CMEs, on the other hand, are a different cosmic kettle of fish. They occur when the Sun’s often twisted magnetic fields build up so much energy that a portion of it snaps, often releasing over a billion tons of high energy plasma—composed of charged particles—at millions of kilometers per hour. Horrifying as that sounds, it’s not physically dangerous to us, nor to astronauts in the International Space Station, because the plasma is deflected by our magnetic field.
Our electronics, however, are another story. If the magnetic field of Earth and the CME are aligned just right, they merge. The effect is an energy buildup up in the Earth’s magnetosphere, stretching out like a tail in the direction the CME is moving. If the event is strong enough, eventually the energy can’t be contained. The tail snaps backwards, releasing energy toward us and creating a geomagnetic storm. The incredible amounts of released energy induce strong electrical currents in wires and electronic devices, which can cause a surge to overload electrical grids or even destroy their transformers.
This risk isn’t theoretical, either. In 1989, the largest solar storm in modern times knocked out power over all of Québec province. The biggest such storm we know about happened in 1859, at the dawn of the electronic age. The auroras from this storm, dubbed the Carrington Event, were so bright that the glow woke up gold miners in the Rocky Mountains. Thinking it must be morning, they began preparing breakfast.
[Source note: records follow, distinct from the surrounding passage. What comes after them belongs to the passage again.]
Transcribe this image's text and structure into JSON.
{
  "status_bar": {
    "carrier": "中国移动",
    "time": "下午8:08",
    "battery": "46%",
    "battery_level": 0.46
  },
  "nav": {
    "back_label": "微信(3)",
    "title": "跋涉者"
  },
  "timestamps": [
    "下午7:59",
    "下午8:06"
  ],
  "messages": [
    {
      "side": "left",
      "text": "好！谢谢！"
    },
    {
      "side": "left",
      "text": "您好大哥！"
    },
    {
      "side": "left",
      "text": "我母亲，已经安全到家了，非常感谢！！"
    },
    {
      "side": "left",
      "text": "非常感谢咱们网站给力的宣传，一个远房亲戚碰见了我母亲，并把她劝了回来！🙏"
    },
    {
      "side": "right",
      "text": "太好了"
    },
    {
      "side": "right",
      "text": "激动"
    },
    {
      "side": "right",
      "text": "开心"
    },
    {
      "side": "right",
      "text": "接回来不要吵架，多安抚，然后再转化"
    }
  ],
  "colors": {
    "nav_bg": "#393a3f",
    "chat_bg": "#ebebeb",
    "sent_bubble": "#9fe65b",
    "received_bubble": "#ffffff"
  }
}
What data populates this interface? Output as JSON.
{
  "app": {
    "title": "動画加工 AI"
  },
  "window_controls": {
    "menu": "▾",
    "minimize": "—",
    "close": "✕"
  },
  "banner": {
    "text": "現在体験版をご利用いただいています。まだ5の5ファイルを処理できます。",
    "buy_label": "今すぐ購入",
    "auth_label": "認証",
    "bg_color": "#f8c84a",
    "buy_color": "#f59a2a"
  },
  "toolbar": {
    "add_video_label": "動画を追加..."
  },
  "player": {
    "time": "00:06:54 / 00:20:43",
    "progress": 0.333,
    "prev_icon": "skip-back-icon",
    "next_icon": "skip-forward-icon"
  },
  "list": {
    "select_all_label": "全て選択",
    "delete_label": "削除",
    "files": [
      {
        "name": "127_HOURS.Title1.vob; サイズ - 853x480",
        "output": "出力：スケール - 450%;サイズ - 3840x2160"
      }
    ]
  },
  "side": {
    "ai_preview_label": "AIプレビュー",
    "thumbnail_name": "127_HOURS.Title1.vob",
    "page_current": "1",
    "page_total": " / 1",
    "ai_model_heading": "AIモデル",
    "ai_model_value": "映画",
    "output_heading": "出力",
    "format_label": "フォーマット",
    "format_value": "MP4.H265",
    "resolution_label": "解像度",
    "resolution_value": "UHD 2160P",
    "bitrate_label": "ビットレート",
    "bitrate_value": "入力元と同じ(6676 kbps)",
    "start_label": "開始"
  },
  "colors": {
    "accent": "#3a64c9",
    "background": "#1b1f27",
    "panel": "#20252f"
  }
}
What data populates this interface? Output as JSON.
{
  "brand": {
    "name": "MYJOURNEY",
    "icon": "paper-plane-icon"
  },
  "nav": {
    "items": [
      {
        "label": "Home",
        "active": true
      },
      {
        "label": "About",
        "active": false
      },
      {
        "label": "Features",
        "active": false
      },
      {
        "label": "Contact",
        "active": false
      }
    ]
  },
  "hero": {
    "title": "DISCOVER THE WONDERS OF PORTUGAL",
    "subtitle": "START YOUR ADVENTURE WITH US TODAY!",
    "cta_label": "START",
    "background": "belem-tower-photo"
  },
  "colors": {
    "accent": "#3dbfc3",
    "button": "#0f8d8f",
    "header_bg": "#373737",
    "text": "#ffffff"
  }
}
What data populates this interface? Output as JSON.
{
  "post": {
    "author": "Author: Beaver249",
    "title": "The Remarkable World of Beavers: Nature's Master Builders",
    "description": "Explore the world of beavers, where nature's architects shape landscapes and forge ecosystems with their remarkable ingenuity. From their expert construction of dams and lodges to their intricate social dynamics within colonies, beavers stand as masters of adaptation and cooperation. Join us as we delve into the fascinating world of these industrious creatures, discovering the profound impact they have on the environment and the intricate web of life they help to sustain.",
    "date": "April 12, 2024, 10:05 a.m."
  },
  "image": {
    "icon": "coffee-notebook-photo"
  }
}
The most modern technology at the time was the telegraph. The storm induced electric currents so strong that telegraph operators received shocks. It set off showers of sparks. It caused several fires. It was so powerful that telegraphs worked even when disconnected from their batteries, which must have spooked more than one operator thoroughly.
An event of that magnitude today would be devastating. Our lives and civilization are now powered, connected, and undergirded by wires and electronics. A storm of that size did occur, in 2012, but missed us by a hair. “If it had hit,” said physicist Daniel Baker of the University of Colorado, “we would still be picking up the pieces.”
Soon after the 2012 storm, Lloyds of London released a report estimating that its impact would have cost the US alone as much as U$2.6 trillion. It would have taken us four to ten years to clean up the mess.
Technical estimates place the odds of one hitting us for real at about 12 percent per decade. What’s worse, even though on the whole, stars like our Sun are fairly docile, we’ve recently learned, to our dismay, that every few thousand years, such stars are prone to throwing up super flares—events orders of magnitude larger than the Carrington Event. The risk is very real. Estimates of its probability—and the catastrophe it would represent—are as robust as the climate scenarios causing schoolgirls throughout Europe to wig out completely.
Again, the degree of risk is tied to the pace of technological change: If such a thing happened a thousand years ago, men would have seen a strange aurora in the sky and they would, perhaps, have been seized by the terrified thought that the End was nigh, at last. But it wouldn’t have been. Now? It sure could be, for many of us. There’s no way to keep a global population the size of today’s alive without electronics.
We know how to prevent geomagnetic storms from sending us back to the Middle Ages: Invest in upgrading our power generation and distribution systems to cope with massive surges. Unlike the ultraviolet radiation and X-rays from solar flares, which cross space at the speed of light, CMEs take hours, and in many cases days, to reach the Earth. We’ve got satellites between us and the Sun, so we’ll have at least a few hours of warning to implement countermeasures, such as temporarily shutting down transformers and substations, opening extra lines to dump excess power, and even shutting down much of the grid.
Grid operators today are aware of solar storms and their risks, but the politicians who determine our spending priorities aren’t. We’ve done some preparation, but we need much more.
We need to upgrade all these systems, build more grounding stations to dissipate surges, install more capacitors, and stockpile replacement transformers and other vital pieces of electrical grid infrastructure. It’s inevitable that a large solar storm will hit us. Sooner is more likely than later.
Though there’s some debate, the consensus is that at current levels of preparedness, we wouldn’t come out well. The loss of power in large parts of the world, for months, could easily kill millions. If this happened in the winter in the northern hemisphere, things would be even worse. If it took several years to restore electricity—let alone fix everything else—the human population could be decimated.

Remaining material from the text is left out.